Values unclear Economists and real estate experts said that it’s hard to predict how much these two large commercial properties will sell for at foreclosure with a slumping real estate market and a weak national economy. Kathy Deck, director of the Center for Business and Economic Research at the University of Arkansas’ Sam Walton College of Business, said investors with good liquidity can pick up good deals during a slumping real estate market. Deck said she does not know the lender’s strategy, but she suspects the banks will hang on to the properties if they don’t get what they think they are worth. The best potential buyers may be from another part of the country, she said. Steve Fineberg, a real estate agent who specializes in commercial properties, said it’s hard to predict foreclosure sale prices because foreclosure sales attract “ bottom feeders ” looking to buy properties very cheap. Fineberg estimates the fair market value of the office building is in the $ 175 to $ 225 per square foot range. He believes Legacy’s luxury condos are worth about $ 250 to $ 300 per square foot, but he said that the lack of adequate parking could be a big concern to potential buyers. An attorney from central Arkansas offered $ 250 per square foot to buy one of the condo units from the court, while the foreclosure was pending. The sale was denied in part because the buyer wanted two parking spots and the lender only wanted to include one parking space. Jeff Collins, president of Streetsmart Data Services, estimates the fair market value of the condos is about $ 275 to $ 300 per square foot, but he said the parking issues lower the property’s value. Legacy’s value is also impacted because its commercial space was designed for a restaurant that did not take the space, so it may not be configured the way a potential buyer would like, Collins said. He suspects the only bidding on this property will be by the bank. The value of the Commerce Park property is also adversely impacted because the top two floors were built for occupancy by Israel’s companies and may not suit a potential buyer, he said. “ There’s no way to really know what the sales price will be at the courthouse steps, ” Collins said.

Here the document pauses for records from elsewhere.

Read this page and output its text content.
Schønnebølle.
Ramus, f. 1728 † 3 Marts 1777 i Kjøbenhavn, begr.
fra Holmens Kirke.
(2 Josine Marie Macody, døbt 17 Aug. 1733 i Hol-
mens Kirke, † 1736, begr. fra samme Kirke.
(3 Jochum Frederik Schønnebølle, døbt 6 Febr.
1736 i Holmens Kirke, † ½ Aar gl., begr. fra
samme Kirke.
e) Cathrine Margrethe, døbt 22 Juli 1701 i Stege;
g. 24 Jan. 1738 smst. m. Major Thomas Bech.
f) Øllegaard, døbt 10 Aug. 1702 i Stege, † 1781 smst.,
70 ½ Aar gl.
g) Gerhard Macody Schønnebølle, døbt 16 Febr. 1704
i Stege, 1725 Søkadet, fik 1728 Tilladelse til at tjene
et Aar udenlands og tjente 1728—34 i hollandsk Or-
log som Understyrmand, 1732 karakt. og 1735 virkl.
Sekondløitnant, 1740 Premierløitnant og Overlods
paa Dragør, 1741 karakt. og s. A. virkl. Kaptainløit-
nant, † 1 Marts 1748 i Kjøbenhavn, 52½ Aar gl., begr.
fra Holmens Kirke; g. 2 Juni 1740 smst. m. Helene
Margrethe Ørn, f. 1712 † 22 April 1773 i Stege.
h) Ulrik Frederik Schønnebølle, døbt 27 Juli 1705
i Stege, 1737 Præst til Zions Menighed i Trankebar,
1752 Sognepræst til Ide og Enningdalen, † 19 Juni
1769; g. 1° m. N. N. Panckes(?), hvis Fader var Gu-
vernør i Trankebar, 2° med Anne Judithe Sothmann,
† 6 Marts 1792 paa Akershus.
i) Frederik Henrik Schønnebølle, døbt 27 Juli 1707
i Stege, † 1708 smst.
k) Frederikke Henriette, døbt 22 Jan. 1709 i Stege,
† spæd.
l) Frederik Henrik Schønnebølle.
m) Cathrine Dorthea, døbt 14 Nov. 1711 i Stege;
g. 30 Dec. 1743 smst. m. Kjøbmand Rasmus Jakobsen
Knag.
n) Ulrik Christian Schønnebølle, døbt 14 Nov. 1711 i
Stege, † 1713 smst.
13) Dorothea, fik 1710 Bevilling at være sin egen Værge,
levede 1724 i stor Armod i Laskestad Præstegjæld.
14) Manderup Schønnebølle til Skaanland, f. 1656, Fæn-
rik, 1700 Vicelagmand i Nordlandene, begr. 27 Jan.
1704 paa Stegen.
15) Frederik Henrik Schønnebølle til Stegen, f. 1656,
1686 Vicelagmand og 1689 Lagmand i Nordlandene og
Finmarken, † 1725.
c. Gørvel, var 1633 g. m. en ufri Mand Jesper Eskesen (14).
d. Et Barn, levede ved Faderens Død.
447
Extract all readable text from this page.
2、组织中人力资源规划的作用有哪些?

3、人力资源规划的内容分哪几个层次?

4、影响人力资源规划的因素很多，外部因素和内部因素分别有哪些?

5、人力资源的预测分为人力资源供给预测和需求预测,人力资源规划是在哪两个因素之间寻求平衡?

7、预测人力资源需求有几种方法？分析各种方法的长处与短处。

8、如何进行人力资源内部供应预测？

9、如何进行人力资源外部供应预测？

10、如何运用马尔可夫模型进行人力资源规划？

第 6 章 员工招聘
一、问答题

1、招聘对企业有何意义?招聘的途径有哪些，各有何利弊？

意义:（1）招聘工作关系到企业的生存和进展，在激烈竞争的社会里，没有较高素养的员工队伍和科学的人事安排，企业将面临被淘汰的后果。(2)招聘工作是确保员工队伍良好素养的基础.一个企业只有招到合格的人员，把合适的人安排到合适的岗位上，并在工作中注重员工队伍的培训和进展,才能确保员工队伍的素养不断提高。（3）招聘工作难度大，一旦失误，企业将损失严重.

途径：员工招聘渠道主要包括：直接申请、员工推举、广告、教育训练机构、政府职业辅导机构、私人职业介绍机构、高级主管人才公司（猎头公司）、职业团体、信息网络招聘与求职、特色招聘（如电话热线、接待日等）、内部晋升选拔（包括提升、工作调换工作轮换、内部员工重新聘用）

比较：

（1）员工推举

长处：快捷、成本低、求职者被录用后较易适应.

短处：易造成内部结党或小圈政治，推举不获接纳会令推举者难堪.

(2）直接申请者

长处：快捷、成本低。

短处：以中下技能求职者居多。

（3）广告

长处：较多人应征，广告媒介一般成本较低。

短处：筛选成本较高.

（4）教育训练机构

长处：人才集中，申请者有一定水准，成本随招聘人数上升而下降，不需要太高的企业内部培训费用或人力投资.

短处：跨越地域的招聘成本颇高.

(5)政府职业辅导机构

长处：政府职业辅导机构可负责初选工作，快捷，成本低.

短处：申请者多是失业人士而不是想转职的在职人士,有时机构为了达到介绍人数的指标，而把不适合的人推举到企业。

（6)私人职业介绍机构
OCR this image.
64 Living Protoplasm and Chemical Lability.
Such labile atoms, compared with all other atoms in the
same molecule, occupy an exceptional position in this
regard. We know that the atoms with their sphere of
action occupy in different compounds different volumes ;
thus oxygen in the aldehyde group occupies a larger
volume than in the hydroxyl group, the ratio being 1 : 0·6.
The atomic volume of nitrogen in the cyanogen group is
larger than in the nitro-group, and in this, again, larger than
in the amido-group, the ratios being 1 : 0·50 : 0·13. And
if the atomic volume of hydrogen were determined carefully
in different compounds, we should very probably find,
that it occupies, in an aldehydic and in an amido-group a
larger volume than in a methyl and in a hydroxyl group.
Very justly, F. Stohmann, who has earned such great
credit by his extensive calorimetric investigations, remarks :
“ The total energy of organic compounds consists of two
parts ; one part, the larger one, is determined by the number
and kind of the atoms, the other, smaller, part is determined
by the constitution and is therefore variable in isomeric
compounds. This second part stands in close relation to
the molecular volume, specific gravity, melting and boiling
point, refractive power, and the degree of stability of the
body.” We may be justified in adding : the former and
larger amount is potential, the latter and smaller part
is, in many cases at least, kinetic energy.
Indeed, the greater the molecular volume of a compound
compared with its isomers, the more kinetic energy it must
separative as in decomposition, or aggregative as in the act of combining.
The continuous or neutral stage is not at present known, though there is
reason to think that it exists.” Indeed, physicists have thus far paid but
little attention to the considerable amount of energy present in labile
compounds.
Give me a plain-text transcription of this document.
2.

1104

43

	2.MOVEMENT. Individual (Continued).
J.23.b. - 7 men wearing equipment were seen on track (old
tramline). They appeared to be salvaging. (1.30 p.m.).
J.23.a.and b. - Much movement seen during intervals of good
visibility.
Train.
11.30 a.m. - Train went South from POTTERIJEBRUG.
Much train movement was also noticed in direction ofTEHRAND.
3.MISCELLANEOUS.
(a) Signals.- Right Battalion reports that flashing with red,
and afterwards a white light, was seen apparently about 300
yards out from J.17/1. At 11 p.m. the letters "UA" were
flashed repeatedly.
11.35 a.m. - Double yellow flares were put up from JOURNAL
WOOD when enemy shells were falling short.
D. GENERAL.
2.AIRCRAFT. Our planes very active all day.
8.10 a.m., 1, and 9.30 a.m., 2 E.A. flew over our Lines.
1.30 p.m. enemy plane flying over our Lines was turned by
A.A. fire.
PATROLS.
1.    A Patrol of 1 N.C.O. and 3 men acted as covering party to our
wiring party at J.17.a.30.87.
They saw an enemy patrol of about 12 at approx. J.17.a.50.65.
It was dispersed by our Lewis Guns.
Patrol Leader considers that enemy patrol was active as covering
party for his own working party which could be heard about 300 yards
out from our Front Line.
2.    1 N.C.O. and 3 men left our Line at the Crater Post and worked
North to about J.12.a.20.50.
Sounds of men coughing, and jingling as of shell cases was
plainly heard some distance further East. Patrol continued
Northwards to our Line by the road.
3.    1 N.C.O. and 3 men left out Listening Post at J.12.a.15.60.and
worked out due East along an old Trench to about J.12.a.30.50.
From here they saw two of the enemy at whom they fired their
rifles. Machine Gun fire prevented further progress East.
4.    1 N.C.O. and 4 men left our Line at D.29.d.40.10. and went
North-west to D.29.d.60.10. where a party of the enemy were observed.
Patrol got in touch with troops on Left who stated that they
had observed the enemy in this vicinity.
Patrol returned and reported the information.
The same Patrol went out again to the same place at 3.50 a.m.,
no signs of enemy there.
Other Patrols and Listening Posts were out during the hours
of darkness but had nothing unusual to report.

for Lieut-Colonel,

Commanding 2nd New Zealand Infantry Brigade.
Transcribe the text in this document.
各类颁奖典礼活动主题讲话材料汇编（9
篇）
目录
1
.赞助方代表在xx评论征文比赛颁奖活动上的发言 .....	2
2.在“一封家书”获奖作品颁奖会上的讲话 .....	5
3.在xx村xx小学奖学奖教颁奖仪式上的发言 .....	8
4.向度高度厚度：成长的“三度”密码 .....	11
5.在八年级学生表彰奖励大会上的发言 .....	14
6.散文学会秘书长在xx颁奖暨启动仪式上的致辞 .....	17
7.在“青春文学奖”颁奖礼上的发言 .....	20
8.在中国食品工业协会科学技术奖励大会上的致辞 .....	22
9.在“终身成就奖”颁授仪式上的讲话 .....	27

Other foreclosures Eleven other judicial foreclosure sales are scheduled. Six sales are set for this week. One of the three foreclosure sales set for Wednesday involves an owner-financed property. These figures do not include non-judicial or statutory foreclosure sales, which are typically for mortgage loans. The number of pending non-judicial sales is typically much higher than judicial sale, but data on the non-judicial sales is not readily available.